Communications Decency Act of 1996
Ninth Circuit
Zango, Inc. v. Kaspersky Lab, Inc.
2007-35800
USDC WD Washington
Does the Communications Decency Act of 1996, 47 U.S.C. § 230, shelter a distributor of Web security applications from a lawsuit that alleges the software improperly interferes with downloadable programs provided by an online media company? Defendant-Appellee sells Internet security software that blocks the operation of malware. It categorized Plaintiff-Appellant’s various downloadable and installable applications as malware and thus configured its software to block the operation of such unless explicitly consented to by an end user. Appellant sued on claims for injunctive relief, tortious interference with contractual rights, violation of the Washington Consumer Protection Act, trade libel and unjust enrichment. The district court granted summary judgment in favor of Appellee, holding that § 230(c)(2)(B) immunizes Appellee from the claims. On appeal, the Ninth Circuit observed that “this case presents a different problem, and a statutory provision with a different aim, from ones we have encountered before.” It stated that Appellee should receive safe harbor under § 230(c)(2)(B) from civil liability if Appellee is found to be a “provider” of “an interactive computer service.” The Ninth Circuit held that Appellee does qualify insofar as the plain language of the statute protects an “access software provider that provides or enables computer access by multiple users to a computer server” pursuant to § 230(f)(2), and court noted that Appellee’s application update servers faciliate such access by end users.
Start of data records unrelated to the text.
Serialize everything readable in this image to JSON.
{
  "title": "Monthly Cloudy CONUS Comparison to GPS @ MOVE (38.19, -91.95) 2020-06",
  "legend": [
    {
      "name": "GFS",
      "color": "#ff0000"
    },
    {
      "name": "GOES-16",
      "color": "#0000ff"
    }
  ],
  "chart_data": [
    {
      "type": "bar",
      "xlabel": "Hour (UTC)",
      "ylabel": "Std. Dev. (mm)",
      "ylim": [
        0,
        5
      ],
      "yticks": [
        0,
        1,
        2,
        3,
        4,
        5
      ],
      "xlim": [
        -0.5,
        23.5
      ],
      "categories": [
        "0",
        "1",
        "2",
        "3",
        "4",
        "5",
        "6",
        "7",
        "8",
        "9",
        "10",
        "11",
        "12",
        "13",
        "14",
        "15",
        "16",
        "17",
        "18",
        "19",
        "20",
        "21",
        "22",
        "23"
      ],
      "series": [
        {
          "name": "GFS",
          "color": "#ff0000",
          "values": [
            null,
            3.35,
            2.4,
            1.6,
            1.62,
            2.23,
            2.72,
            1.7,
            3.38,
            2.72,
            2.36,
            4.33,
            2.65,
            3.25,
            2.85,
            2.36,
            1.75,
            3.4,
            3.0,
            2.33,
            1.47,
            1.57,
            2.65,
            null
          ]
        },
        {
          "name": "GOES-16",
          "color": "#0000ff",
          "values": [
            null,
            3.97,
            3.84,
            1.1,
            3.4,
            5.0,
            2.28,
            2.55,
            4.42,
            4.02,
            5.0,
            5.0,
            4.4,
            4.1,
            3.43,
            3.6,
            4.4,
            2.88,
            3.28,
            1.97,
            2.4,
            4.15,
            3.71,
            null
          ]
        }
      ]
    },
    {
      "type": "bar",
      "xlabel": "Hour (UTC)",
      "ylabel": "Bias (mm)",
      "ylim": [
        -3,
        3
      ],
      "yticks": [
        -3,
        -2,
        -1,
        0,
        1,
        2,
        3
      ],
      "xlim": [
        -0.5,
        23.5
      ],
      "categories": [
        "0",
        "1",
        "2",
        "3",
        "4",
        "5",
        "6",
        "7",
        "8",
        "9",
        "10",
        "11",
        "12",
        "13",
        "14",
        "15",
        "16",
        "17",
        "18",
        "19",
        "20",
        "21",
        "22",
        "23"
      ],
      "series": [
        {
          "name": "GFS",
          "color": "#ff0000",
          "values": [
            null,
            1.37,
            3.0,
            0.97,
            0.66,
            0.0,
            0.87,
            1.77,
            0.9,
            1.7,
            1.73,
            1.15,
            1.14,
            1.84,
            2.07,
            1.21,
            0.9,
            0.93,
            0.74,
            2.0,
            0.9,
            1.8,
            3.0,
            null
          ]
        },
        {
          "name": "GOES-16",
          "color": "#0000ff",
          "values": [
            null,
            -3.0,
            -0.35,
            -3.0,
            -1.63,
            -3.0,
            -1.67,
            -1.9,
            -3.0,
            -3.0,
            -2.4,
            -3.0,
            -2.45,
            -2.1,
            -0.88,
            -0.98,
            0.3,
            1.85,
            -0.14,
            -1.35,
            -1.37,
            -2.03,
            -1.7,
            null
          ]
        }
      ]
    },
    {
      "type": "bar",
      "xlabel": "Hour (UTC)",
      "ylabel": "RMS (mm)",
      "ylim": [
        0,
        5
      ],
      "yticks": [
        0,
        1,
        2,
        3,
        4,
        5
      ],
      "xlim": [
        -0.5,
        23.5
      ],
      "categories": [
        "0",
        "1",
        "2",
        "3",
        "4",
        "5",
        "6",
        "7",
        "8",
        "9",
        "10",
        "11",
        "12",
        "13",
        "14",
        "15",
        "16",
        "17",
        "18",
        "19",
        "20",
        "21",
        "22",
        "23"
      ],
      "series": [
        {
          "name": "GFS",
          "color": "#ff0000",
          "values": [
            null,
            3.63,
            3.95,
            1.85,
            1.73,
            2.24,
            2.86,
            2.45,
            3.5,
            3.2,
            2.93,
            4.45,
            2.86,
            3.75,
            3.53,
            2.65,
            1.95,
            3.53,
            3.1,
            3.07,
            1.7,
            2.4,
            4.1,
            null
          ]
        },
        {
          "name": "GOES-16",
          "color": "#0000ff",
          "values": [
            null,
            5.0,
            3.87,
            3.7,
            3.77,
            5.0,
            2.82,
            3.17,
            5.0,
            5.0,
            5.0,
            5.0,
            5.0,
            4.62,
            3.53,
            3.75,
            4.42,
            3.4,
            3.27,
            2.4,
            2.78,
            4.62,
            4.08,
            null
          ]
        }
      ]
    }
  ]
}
Therefore, a provider of access tools that filter, screen, allow, or disallow content that the provider or user considers obscene, lewd, lascivious, filthy, excessively violent, harassing, or otherwise objectionable “is protected from liability for any action taken to make available to others the technical means to restrict access to objectionable material.” Summary judgment for Appellee AFFIRMED.
Download Stored Opinion
_____________________________________________________
Patent
Federal Circuit
In re Richard P. Mettke
2009-1125
Board of Patent Appeals and Interferences
Appellant obtained U.S. Patent No. 5,602,905 for an “On-Line Communication Terminal/Apparatus.” Subsequently, he applied for reissue pursuant to 35 U.S.C. §251 and declared that he believed the patent to be wholly or partly inoperative or invalid by reason of his claiming less than he had the right to claim. Appellant urged that he had inadvertently omitted claims that recited “accessing the Internet” generally and not merely accessing “commercial on-line services” as originally expressed. As a consequence, several interested parties lodged protests to the reissue under 37 C.F.R. §1.291(a) and furnished additional references not previously considered during prosecution. The examining attorney rejected the claim revisions. The Board affirmed and, further, it entered a new ground of rejection for obviousness based upon the newly-disclosed references. On appeal the Federal Circuit AFFIRMED the rejection as well as the determination as to obviousness, holding on the latter question that three fresh references considered together did support the Board’s 35 U.S.C. § 103(a) conclusion.
Download Stored Opinion
_____________________________________________________
Right of Publicity
Eleventh Circuit
Estate of Nancy E. Benoit v. LFP Publishing Group, LLC d/b/a Hustler Magazine
2008-16148
USDC ND Georgia
Did twenty-year-old private, nude photographs qualify under the newsworthiness exception to the Georgia right of publicity when published with an article of sensational interest? Nancy Benoit had been a professional model and wrestler. She was brutally murdered by her husband, who was a well-known professional wrestler. Twenty years prior, Benoit had permitted a third party to take personal photographs and video of her appearing privately in the nude. Following death, Defendant-Appellee obtained images from the nude photo session and published them in connection with an article about the circumstances of Benoit’s life and demise. The estate filed a lawsuit in state court alleging right of publicity violations but later removed the case to the Northern District of Georgia. The district court granted Defendant-Appellee’s motion to dismiss for failure to state a claim premised on the court’s view that “there is no dispute that Ms. Benoit’s death was a ‘legitimate matter of public interest and concern.’” The estate timely appealed. In reviewing the decision, the Eleventh Circuit analyzed the privacy right underpinnings of the right of publicity and focused on its economic element. The court held that Benoit’s nudity is not per se newsworthy. The biographical piece itself was, however, deemed newsworthy given the events it described. The pertinent issue therefore was whether the textual content could elevate the otherwise protected, personal photographs into the newsworthiness exception realm. The Eleventh Circuit answered this question in the negative, finding that the private, nude photographs were not incident to a newsworthy article but rather the biography was incident to the photographs. Moreover, the photographs were not related in time or concept to the current incident of public interest. As to the economic element, the Eleventh Circuit held that the estate was entitled to control when and whether private images are made public in order to maximize the economic benefit to be derived from Benoit’s posthumous fame. Therefore, the dismissal by the district court was ruled erroneous and the decision REVERSED and REMANDED.